Enquanto os Senshis protegiam as barricadas para afastar os inimigos, os mirins batiam de casa em casa. Há algumas quadras, havia a porta levadiça baixada para a entrada do castelo.
— Por que temos que deixar nossas casas?! Como a guerra bateu à nossa porta tão rápido?! — questionava um morador com seu filho no colo.
— É para sua própria segurança — insistia Usagi.
— Segurança uma ova, são pagos com nossos impostos para nos proteger!
Yanaho observava a discussão entre os adultos e cidadãos, reparando em outra criança tentando afastar seu próprio pai furioso, quando uma mão alcançou seu ombro:
— Distraído? Esses riquinhos daqui são um pé no saco.
— Ninguém gosta de ser tirado de casa assim, Ren. Principalmente quando não sabe se vai voltar para ela — respondeu, virando as costas para o companheiro.
— Ei, ei, espera aí! Qual foi? Tá tudo bem? — agarrou o mirim pela nuca — você salvou a gente daquela enrascada com aquele seu… vento mas antes daquilo estava com esse mesmo olhar de cachorro abandonado.
— Estamos fugindo há dias, a ajuda não chega. Quanto tempo ainda temos?
— Bem, eu tô com fome mesmo.
Os dois continuaram ajudando outros moradores na organização para saída do distrito. Aquela rua era a última, o restante já havia entrado para dentro das muralhas estreitas do refúgio, quando explosões foram ouvidas. Nos muros, Masaki, acompanhado de Kyoko como sua sombra, viu seus Senshis recuarem abaixo:
— Qual a situação?
— Pretorianos, as barricadas foram rompidas!
— É a primeira vez desde o bosque — perguntou Doku, olhando para Masaki — Qual o elemento desta equipe?
— Fogo — respondeu o Senshi — Chamas brotaram do chão de repente, senhor.
— Dependendo do volume do avanço isso pode acabar conosco — sugeriu Doku.
— É, mas ainda temos mirins com a última leva de moradores. Vão encontrar o último time de evacuação— ordenou Masaki estalando os punhos — eu até pediria pra você ficar de olho na garota — apontou para Doku — mas preciso que venha comigo.
— Sem o rio não sou de muita utilidade.

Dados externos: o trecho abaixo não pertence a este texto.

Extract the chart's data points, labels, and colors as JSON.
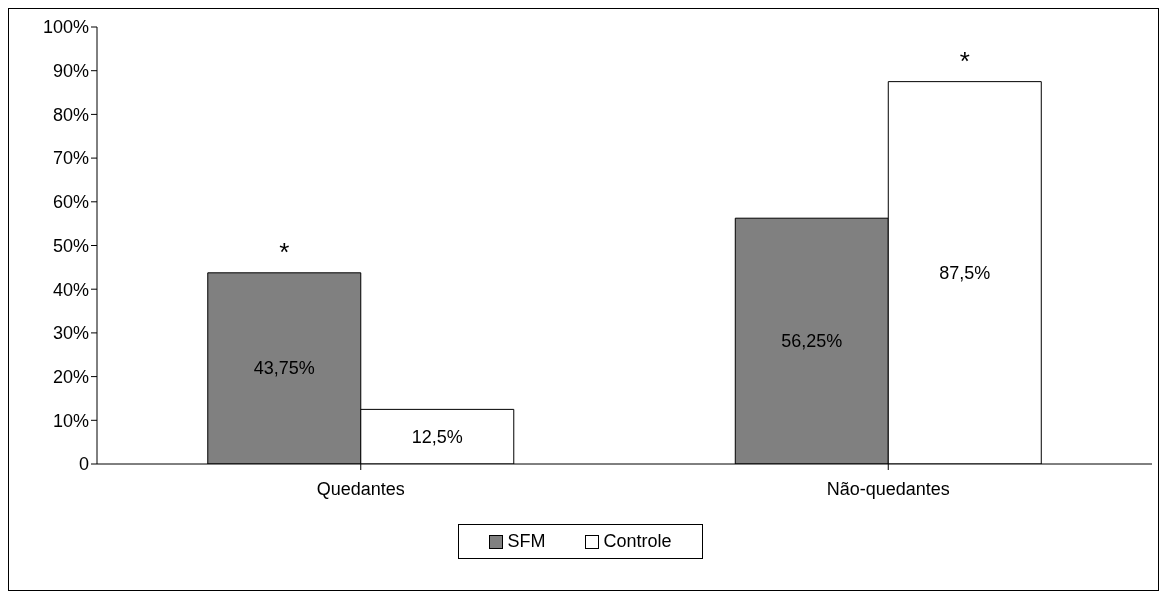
{
  "chart_data": {
    "type": "bar",
    "categories": [
      "Quedantes",
      "Não-quedantes"
    ],
    "series": [
      {
        "name": "SFM",
        "color": "#808080",
        "values": [
          43.75,
          56.25
        ],
        "value_labels": [
          "43,75%",
          "56,25%"
        ]
      },
      {
        "name": "Controle",
        "color": "#ffffff",
        "values": [
          12.5,
          87.5
        ],
        "value_labels": [
          "12,5%",
          "87,5%"
        ]
      }
    ],
    "ylim": [
      0,
      100
    ],
    "yticks": [
      0,
      {
        "value": 10,
        "label": "10%"
      },
      {
        "value": 20,
        "label": "20%"
      },
      {
        "value": 30,
        "label": "30%"
      },
      {
        "value": 40,
        "label": "40%"
      },
      {
        "value": 50,
        "label": "50%"
      },
      {
        "value": 60,
        "label": "60%"
      },
      {
        "value": 70,
        "label": "70%"
      },
      {
        "value": 80,
        "label": "80%"
      },
      {
        "value": 90,
        "label": "90%"
      },
      {
        "value": 100,
        "label": "100%"
      }
    ],
    "annotations": [
      {
        "text": "*",
        "x": "Quedantes",
        "y": 43.75
      },
      {
        "text": "*",
        "x": "Não-quedantes",
        "y": 87.5
      }
    ],
    "grid": false,
    "legend": "bottom"
  }
}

Os Heishis estão no perímetro da cidade há semanas porque você não deixou ninguém além de meia dúzia dos meus homens entrarem…
— Só confia em mim.
— Kyoko — se virou para a garota — se reúna os Heishis lá em cima, coordene eles para o fechamento da porta, quando todos tiverem passado — ordenou Doku, antes dos dois partirem.
O estrondo do rompimento da barricada chegou nos ouvidos de Yanaho, Ren e dos outros mirins. As ordens do grupo de Masaki que passou por eles na direção contrária foi para acelerarem. Eles partiram sem olhar para trás, debaixo de uma chuva de destroços, pedaços de casas em chamas, cortesia dos pretorianos.
Kyoko assistiu à debandada debaixo da artilharia inimiga. Um telhado desabou na rua, Ren caiu. Yanaho o ergueu, colocando o rapaz nos ombros de novo. O grupo de moradores atingiu a porta, mas a dupla do mirim com o Senshi por dívida estava desgarrada, atrasada do resto.
De repente, os Heishis levaram as mãos as cordas enquanto ainda havia Senshis no caminho.
— Ei, espera! — Ren via de longe.
— Quem ordenou isso?! — Yanaho tomou a frente.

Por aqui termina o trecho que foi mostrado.